Olay tarihi, tarafların sosyal ve ekonomik durumları, davalı tarafın kusurunun ağırlığı, davacının yaralanma derecesi ve yukarıda açıklanan ilkeler dikkate alındığında davacı yararına hükmedilen 20.000,00 TL manevi tazminat miktarı dosya kapsamına, hak ve nesafete uygun düşmüştür.
4-Davacı dava dilekçesiyle 75.000,00 TL manevi tazminat talep etmiş, ilk derece mahkemesi ise 20.000,00 TL manevi tazminata hükmetmiştir. Karar tarihi itibariyle yürürlükte bulunan Avukatlık Asgari Ücret Tarifesinin 10/4 maddesi gereğince manevi tazminat davasının maddi tazminat talebiyle birlikte açılması durumunda manevi tazminat açısından avukatlık ücreti ayrı bir kalem olarak hükmedilir. Aynı maddenin ikinci fıkrası gereğince ise manevi tazminat davasının kısmen reddi durumunda karşı taraf vekili yararına hükmedilecek ücretin davacı lehine belirlenen ücreti geçemeyeceği belirtilmiştir.
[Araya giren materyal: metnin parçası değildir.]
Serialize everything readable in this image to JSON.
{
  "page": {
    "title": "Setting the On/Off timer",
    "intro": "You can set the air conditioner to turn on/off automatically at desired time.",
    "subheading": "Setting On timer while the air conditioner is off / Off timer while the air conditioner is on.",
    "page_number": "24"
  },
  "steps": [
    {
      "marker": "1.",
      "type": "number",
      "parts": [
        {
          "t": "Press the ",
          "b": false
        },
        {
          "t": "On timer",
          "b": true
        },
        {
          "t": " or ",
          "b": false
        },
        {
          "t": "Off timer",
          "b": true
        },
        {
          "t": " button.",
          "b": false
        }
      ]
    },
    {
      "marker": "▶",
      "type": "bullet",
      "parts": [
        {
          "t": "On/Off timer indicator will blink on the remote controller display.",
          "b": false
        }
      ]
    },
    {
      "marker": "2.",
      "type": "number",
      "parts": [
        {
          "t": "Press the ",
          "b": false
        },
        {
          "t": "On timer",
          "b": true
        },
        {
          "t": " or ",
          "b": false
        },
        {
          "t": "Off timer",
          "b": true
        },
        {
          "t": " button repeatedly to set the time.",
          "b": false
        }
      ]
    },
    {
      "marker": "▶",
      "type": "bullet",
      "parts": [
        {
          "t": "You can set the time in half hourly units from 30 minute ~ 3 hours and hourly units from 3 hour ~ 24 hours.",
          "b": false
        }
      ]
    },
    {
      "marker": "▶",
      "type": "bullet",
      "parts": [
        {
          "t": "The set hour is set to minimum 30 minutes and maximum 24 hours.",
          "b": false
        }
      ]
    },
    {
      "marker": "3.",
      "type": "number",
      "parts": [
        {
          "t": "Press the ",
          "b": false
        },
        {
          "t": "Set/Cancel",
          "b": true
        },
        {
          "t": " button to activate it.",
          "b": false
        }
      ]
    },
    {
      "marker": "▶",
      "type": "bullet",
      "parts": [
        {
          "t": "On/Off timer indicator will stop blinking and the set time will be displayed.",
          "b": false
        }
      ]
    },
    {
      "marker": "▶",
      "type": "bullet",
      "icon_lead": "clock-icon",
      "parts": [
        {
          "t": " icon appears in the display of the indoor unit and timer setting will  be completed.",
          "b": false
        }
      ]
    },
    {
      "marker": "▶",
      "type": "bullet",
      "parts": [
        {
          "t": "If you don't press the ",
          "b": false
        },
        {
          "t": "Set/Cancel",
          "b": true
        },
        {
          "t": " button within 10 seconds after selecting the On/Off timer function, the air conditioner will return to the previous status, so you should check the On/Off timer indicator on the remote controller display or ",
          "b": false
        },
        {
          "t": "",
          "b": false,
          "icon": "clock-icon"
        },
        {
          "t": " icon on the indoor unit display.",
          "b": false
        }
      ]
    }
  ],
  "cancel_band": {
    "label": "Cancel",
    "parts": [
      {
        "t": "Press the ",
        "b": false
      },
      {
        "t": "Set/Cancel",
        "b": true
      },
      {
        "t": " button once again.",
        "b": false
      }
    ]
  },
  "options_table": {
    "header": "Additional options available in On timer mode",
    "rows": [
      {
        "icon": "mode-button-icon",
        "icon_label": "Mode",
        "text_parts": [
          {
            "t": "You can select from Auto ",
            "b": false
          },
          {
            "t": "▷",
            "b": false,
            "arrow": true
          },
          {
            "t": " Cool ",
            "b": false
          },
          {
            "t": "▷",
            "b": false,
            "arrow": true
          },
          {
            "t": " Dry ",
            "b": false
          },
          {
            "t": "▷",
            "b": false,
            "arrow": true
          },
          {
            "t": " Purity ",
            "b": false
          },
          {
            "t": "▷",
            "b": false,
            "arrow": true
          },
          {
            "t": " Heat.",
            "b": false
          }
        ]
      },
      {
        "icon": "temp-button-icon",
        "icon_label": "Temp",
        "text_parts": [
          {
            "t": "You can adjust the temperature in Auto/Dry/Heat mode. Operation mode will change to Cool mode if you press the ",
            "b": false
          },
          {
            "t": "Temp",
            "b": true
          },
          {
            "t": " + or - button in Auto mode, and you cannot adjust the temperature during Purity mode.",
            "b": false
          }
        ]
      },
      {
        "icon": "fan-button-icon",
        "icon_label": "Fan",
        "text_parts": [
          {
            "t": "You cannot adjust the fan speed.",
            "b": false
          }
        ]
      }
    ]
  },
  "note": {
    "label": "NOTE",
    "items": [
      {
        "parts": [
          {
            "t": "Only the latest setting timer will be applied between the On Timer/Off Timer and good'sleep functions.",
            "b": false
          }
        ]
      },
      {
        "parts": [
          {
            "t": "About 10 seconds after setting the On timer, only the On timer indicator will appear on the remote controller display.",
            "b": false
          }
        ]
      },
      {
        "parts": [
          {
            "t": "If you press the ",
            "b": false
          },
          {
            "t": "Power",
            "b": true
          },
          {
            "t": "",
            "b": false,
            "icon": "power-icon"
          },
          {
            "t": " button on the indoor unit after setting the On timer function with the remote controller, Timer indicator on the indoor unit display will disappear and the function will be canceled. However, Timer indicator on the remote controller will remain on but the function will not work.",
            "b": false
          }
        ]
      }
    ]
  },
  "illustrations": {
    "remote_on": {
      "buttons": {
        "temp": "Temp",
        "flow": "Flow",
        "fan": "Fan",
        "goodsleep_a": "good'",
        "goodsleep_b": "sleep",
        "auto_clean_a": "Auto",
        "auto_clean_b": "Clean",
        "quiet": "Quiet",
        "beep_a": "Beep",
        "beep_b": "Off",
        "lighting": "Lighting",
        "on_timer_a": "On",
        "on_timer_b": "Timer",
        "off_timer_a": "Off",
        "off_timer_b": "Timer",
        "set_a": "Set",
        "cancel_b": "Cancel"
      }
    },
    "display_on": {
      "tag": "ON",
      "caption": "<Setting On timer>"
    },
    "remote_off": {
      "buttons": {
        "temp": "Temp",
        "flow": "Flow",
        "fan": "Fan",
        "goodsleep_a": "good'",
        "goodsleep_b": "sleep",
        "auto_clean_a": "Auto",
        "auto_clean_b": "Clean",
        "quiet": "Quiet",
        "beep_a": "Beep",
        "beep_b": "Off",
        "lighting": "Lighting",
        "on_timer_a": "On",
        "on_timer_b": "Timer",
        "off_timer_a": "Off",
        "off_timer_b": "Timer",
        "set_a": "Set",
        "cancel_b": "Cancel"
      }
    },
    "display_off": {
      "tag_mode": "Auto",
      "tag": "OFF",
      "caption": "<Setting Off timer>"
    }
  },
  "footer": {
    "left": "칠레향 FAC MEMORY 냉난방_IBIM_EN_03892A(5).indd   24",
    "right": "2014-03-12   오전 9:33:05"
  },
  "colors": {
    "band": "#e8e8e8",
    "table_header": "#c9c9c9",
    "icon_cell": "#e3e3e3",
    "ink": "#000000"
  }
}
Manevi tazminat davasının kısmen kabulü halinde reddedilen miktara göre karşı taraf lehine vekalet ücretine takdir edilmesi tarife ile usul ve yasaya uygun düşmektedir.
Yukarıda açıklanan nedenler ve tüm dosya içeriğine göre; ilk derece mahkemesince taraflarca gösterilen delillerin toplanmasında, değerlendirilmesinde esas ve usul bakımından hukuka aykırılık bulunmadığı ve davacı vekili, davalı … vekili ile davalı … vekilinin tüm istinaf nedenleri yerinde görülmediğinden 6100 Sayılı HMK’nun 353/1. fıkrası (b-1) bendi uyarınca istinaf başvurularının ayrı ayrı esastan reddine karar verilmesi gerekmiştir.
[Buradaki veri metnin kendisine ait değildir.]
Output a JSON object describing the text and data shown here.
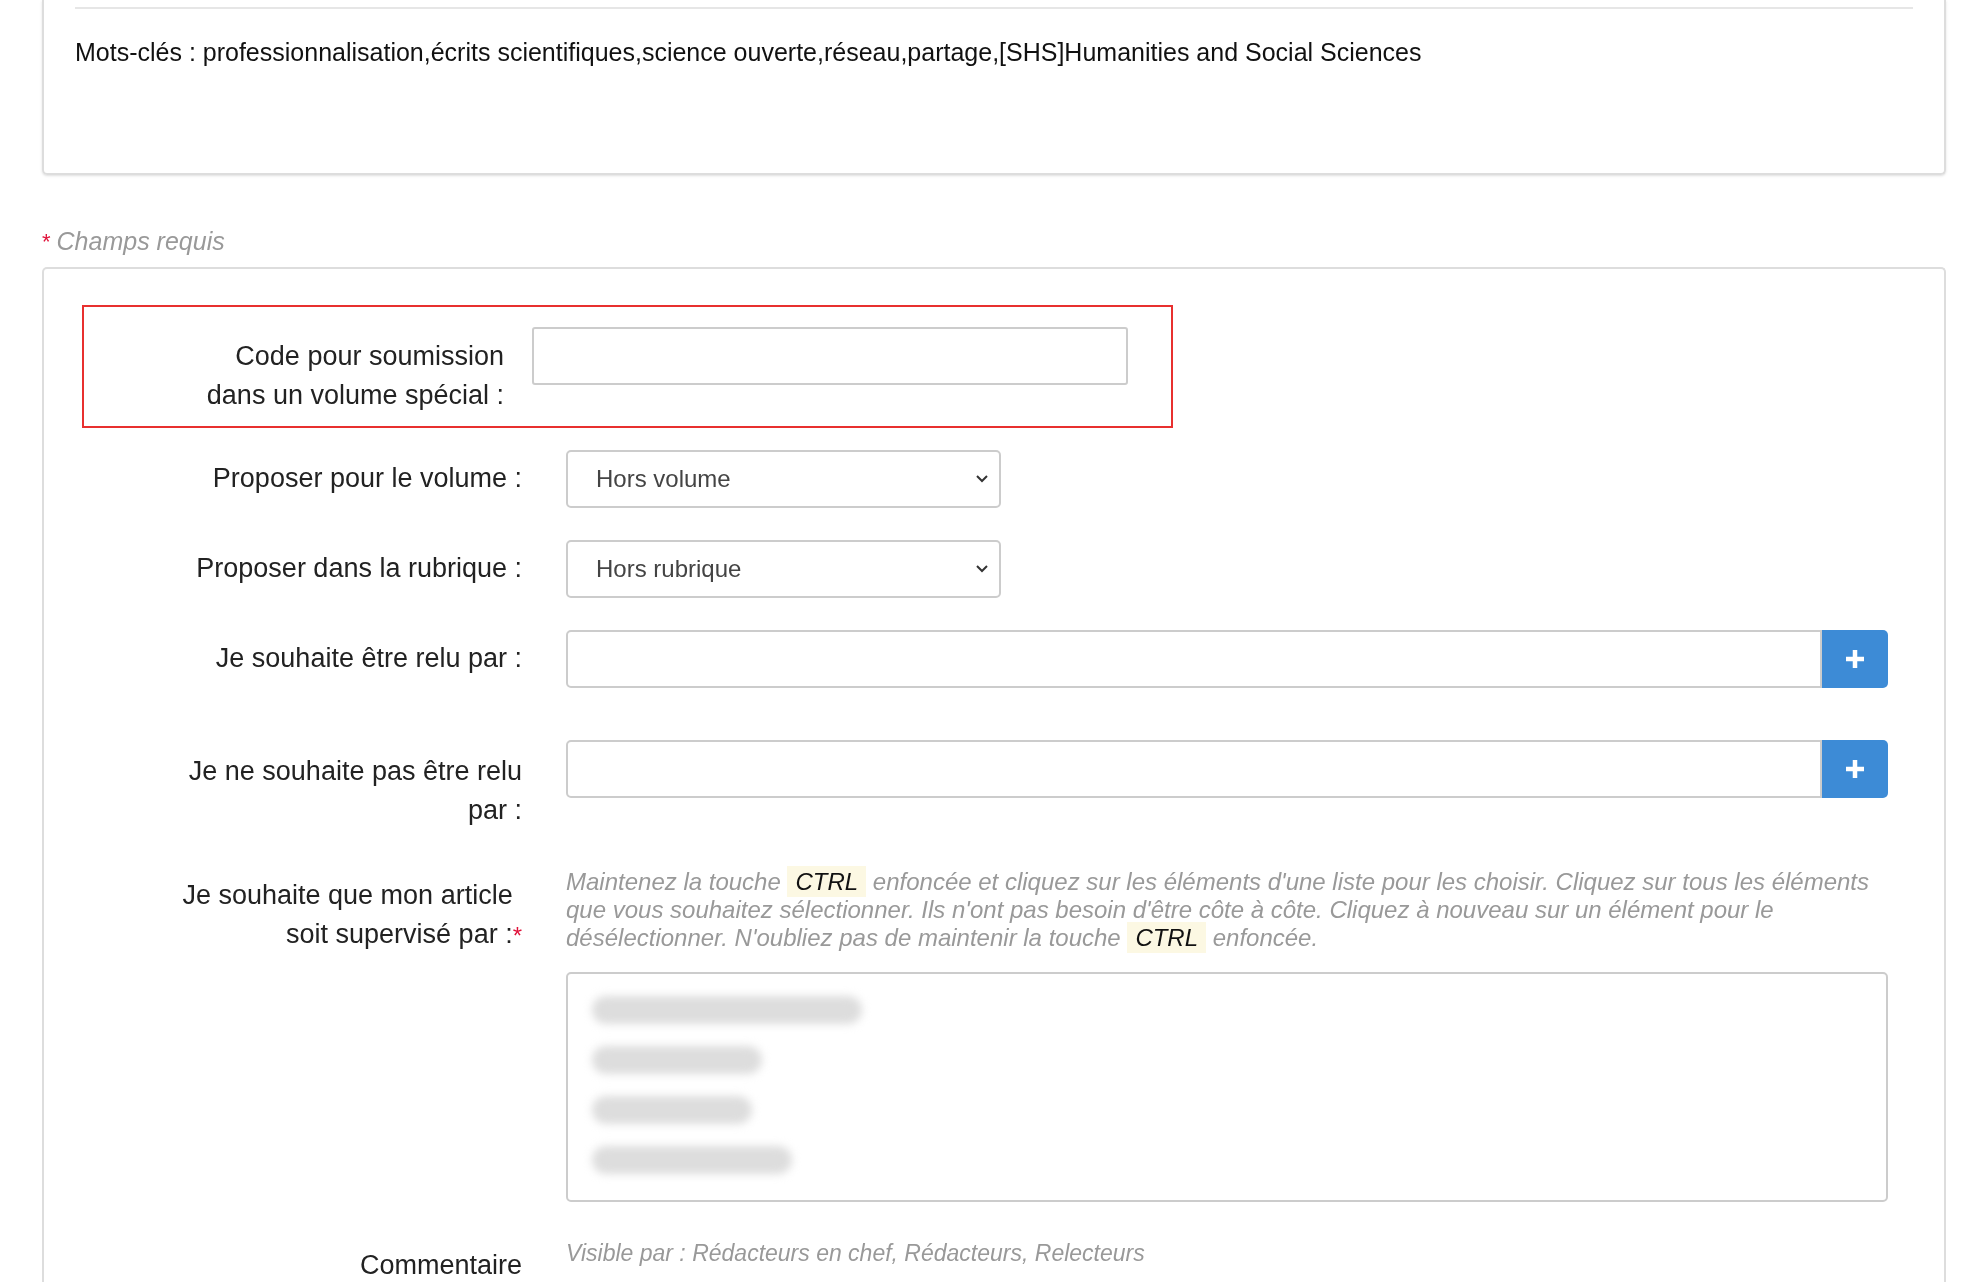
{
  "summary_card": {
    "keywords": "Mots-clés : professionnalisation,écrits scientifiques,science ouverte,réseau,partage,[SHS]Humanities and Social Sciences"
  },
  "required_note": {
    "marker": "*",
    "text": "Champs requis"
  },
  "form": {
    "special_code": {
      "label": "Code pour soumission dans un volume spécial :",
      "highlighted": true
    },
    "volume": {
      "label": "Proposer pour le volume :",
      "value": "Hors volume"
    },
    "section": {
      "label": "Proposer dans la rubrique :",
      "value": "Hors rubrique"
    },
    "reviewers_wanted": {
      "label": "Je souhaite être relu par :"
    },
    "reviewers_unwanted": {
      "label": "Je ne souhaite pas être relu par :"
    },
    "supervisor": {
      "label": "Je souhaite que mon article soit supervisé par :",
      "required": true,
      "hint": [
        "Maintenez la touche ",
        "CTRL",
        " enfoncée et cliquez sur les éléments d'une liste pour les choisir. Cliquez sur tous les éléments que vous souhaitez sélectionner. Ils n'ont pas besoin d'être côte à côte. Cliquez à nouveau sur un élément pour le désélectionner. N'oubliez pas de maintenir la touche ",
        "CTRL",
        " enfoncée."
      ],
      "options": [
        {
          "kind": "redacted"
        },
        {
          "kind": "redacted"
        },
        {
          "kind": "redacted"
        },
        {
          "kind": "redacted"
        }
      ]
    },
    "comment": {
      "label": "Commentaire",
      "hint": "Visible par : Rédacteurs en chef, Rédacteurs, Relecteurs"
    }
  }
}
HÜKÜM : Gerekçesi yukarıda açıklandığı üzere;
1-Davacı vekili, davalı … vekili ve davalı … vekilinin tüm istinaf nedenleri yerinde görülmediğinden 6100 Sayılı HMK’nun 353/1. fıkrası (b-1) bendi uyarınca istinaf başvurularının ayrı ayrı ESASTAN REDDİNE,
2-Davacı tarafından peşin yatırılan 121,30 TL istinaf yoluna başvuru harcı ile 44,40 TL istinaf karar harcının Hazineye gelir kaydına, bakiye 14,90 TL istinaf karar harcının davacıdan alınarak Hazineye verilmesine,
3-Davalı … ile davalı … tarafından yatırılan 121,30’ar TL istinaf yoluna başvuru harçları ile toplam 683,55 TL (342,00 TL + 341,55 TL) istinaf karar harçlarının Hazineye gelir kaydına, bakiye 682,65 TL istinaf karar harcının bu davalılardan müteselsilen alınarak Hazineye verilmesine,
4-Yapılan istinaf giderlerinin yapan taraf üzerinde bırakılmasına,
5-Artan gider avanslarının yatıranlara iadesine,
6-Kesin olan işbu kararın taraflara tebliği, avans ve harç tahsil/iade işlemlerinin ilk derece mahkemesince yerine getirilmesine,
İlişkin dosya üzerinden yapılan inceleme sonucunda 13/12/2021 tarihinde, 6100 sayılı HMK’nun 362. maddesi (1-a) bendi gereğince KESİN olarak oy birliği ile karar verildi.